The widely-tipped Chinese OTA global land-grab of 2015 has begun, with news that Ctrip has bought a majority stake in UK-based content aggregator Travelfusion.
No financial details are shared.
Travelfusion CEO Moshi Rafiah told Tnooz that the deal was "technology driven." The pair have had a commercial relationship since 2013 which will be strengthened by the deal. But Travelfusion will also continue to grow as a standalone business.

"Ctrip are the biggest user of our technology and we power the low cost carrier content on the site. Over time we will see more of our products and inventory distributed on Ctrip.
"But there will be some reciprocity - and we will be making some of Ctrip's inventory available to our customers."
Travelfusion describes itself as a global distribution system for low cost carriers, and has direct connect relationships with more than 250 airlines worldwide (and some with whom it works on a screenscraping basis). It claims to have access to more LCC content than the established GDSs.
It also works with some airline consolidators and is looking to add more scheduled airline content "using NDC as it becomes available," Rafiah said.
The air content is then made available to made online and offline agents in the business and leisure sectors through an API.
Travelfusion also distributes some 700,000 hotel properties in the same way, sourcing the content through a direct connect with wholesalers and some major chains.
It also connects to the booking engines of most of the major rail companies in Europe and North America. Rafiah added that Travelfusion was working to secure rail content from India, China and Japan.

"This is proving difficult to secure. Regulatory issues are the problem because we have the technology in place. But we have the same approach to rail as we do to LCCs and that it is to make sure we deal directly with the supplier to get the content."
From Ctrip's perspective, the deal is very much focused on making international inventory available to Ctrip's Chinese customer base. 2014 is widely tipped as the year in which China becomes the world's biggest outbound market (and the world's biggest domestic market in 2017)
Travelfusion also brings an innovative international payments product to the Ctrip party, combining a payments engine directly into its distribution product.

"Settlement is as much a part of what we do as distribution. We think we have a unique offer in that we settle directly with the airlines who operate outside BSP in their local currency, while allowing the payment to be made in RMBs."
As a standalone business Rafiah is confident that its existing arrangements with Ctrip's competitors - including Qunar - will remain in place.

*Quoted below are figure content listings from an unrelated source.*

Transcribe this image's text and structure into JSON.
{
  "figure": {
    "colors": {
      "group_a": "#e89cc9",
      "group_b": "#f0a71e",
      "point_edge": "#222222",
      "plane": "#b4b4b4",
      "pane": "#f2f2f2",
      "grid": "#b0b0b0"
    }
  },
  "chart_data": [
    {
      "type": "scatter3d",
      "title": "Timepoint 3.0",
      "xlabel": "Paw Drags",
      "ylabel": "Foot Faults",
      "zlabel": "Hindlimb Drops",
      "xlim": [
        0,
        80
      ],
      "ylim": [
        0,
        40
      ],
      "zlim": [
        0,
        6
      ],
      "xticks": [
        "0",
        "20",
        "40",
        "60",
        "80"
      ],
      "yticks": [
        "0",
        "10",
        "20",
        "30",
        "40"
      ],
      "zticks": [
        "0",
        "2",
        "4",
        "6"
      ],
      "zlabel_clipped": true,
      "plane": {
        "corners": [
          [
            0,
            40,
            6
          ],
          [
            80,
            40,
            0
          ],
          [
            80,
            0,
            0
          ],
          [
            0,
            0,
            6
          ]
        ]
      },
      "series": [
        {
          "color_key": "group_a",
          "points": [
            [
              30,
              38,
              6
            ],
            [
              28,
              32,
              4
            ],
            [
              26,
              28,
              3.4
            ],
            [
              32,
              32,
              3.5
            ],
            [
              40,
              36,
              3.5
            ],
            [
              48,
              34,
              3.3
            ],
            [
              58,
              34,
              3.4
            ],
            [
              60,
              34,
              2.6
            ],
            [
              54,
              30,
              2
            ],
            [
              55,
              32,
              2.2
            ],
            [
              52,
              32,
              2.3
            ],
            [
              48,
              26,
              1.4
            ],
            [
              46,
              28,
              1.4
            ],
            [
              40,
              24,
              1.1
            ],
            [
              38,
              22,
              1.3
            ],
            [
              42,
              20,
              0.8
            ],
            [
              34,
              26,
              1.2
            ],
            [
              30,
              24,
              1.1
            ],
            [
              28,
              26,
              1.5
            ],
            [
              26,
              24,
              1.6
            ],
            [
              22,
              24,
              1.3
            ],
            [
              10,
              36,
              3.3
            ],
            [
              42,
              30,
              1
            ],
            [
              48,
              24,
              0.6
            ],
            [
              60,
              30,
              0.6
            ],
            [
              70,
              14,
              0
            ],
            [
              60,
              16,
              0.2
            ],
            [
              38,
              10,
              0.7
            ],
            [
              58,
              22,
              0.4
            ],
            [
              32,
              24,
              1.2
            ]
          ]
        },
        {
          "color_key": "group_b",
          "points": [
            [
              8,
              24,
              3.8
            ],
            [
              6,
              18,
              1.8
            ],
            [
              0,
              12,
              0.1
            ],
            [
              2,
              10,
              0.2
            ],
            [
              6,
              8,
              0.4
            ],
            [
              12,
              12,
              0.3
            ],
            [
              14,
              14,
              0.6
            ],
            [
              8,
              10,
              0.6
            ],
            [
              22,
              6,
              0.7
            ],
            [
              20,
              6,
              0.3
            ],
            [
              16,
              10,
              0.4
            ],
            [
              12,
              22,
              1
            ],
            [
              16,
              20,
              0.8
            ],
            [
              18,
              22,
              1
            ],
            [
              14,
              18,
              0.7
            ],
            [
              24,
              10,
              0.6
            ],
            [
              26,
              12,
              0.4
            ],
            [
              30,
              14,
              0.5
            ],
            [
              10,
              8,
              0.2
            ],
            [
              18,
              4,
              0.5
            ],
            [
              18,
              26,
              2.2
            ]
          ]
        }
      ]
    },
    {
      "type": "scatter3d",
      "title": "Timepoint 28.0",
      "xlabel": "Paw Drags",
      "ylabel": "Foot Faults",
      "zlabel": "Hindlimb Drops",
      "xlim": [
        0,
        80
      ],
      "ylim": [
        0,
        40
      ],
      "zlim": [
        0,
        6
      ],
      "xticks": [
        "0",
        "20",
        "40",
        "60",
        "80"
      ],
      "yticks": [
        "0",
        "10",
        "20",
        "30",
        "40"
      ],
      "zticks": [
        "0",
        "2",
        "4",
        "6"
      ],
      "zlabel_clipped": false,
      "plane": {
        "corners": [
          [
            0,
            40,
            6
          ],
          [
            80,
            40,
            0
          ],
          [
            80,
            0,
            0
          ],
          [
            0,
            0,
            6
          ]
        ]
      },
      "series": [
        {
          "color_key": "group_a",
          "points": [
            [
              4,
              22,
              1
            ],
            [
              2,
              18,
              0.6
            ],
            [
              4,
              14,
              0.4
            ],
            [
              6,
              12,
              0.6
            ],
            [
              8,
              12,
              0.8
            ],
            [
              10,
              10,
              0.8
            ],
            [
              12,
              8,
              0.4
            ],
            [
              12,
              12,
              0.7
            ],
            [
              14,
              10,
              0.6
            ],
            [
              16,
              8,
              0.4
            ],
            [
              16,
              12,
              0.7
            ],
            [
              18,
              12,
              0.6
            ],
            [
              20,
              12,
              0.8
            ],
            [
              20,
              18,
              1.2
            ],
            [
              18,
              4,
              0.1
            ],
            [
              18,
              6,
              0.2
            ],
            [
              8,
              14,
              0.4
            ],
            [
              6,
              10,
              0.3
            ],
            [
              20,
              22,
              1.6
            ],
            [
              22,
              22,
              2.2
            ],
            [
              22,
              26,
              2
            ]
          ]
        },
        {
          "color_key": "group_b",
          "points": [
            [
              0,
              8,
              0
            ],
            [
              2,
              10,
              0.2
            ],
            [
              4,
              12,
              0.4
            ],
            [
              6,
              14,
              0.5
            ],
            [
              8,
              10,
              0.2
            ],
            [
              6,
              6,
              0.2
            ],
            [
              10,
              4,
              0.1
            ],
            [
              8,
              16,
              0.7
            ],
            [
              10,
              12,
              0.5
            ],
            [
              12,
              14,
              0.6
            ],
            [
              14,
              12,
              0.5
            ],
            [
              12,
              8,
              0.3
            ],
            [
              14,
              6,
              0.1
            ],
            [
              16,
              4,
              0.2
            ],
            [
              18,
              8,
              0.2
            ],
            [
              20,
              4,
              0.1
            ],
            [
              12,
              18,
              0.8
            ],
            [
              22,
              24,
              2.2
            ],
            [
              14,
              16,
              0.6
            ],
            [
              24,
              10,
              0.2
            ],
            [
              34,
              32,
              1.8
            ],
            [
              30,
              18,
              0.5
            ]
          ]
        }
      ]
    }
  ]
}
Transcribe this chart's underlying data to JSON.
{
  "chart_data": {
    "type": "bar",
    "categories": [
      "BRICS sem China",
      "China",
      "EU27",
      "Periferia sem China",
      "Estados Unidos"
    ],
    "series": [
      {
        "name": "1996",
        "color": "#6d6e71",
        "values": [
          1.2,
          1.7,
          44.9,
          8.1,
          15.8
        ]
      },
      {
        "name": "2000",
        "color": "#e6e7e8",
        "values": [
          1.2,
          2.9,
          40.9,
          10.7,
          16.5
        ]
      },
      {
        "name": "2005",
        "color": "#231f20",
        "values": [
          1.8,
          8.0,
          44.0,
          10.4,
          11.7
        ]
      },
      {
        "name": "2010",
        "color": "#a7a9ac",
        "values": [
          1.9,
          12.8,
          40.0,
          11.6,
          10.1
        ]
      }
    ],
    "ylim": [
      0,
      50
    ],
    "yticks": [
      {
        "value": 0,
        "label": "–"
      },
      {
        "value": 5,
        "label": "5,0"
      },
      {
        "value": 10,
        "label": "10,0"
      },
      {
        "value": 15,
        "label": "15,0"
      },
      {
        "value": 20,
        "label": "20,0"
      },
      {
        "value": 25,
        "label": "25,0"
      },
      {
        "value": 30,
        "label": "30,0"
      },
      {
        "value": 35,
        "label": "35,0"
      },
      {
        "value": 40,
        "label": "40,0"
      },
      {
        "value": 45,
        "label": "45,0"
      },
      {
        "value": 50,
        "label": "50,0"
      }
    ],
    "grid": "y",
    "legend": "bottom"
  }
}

"We work with most online travel agents in some capacity. Ctrip will look to leverage our technology but it also wants us to continue to grow as a standalone independent technology business with a truly global footprint."
Rafiah couldn't comment on Ctrip's strategy for international markets, although it will be interesting to see whether having a stake in Travelfusion will ease Ctrip into becoming a global OTA. Qunar, for example, has quietly launched qua.com to test the waters for the international markets, and it is possible that Alibaba's global aspirations will see its alitrip.com brand operate in a number of territories.
A Ctrip.com global OTA, powered by Travelfusion, with a bit of help from minority stakeholder Priceline Group, could be an interesting start-up in the mature markets of North America and Europe.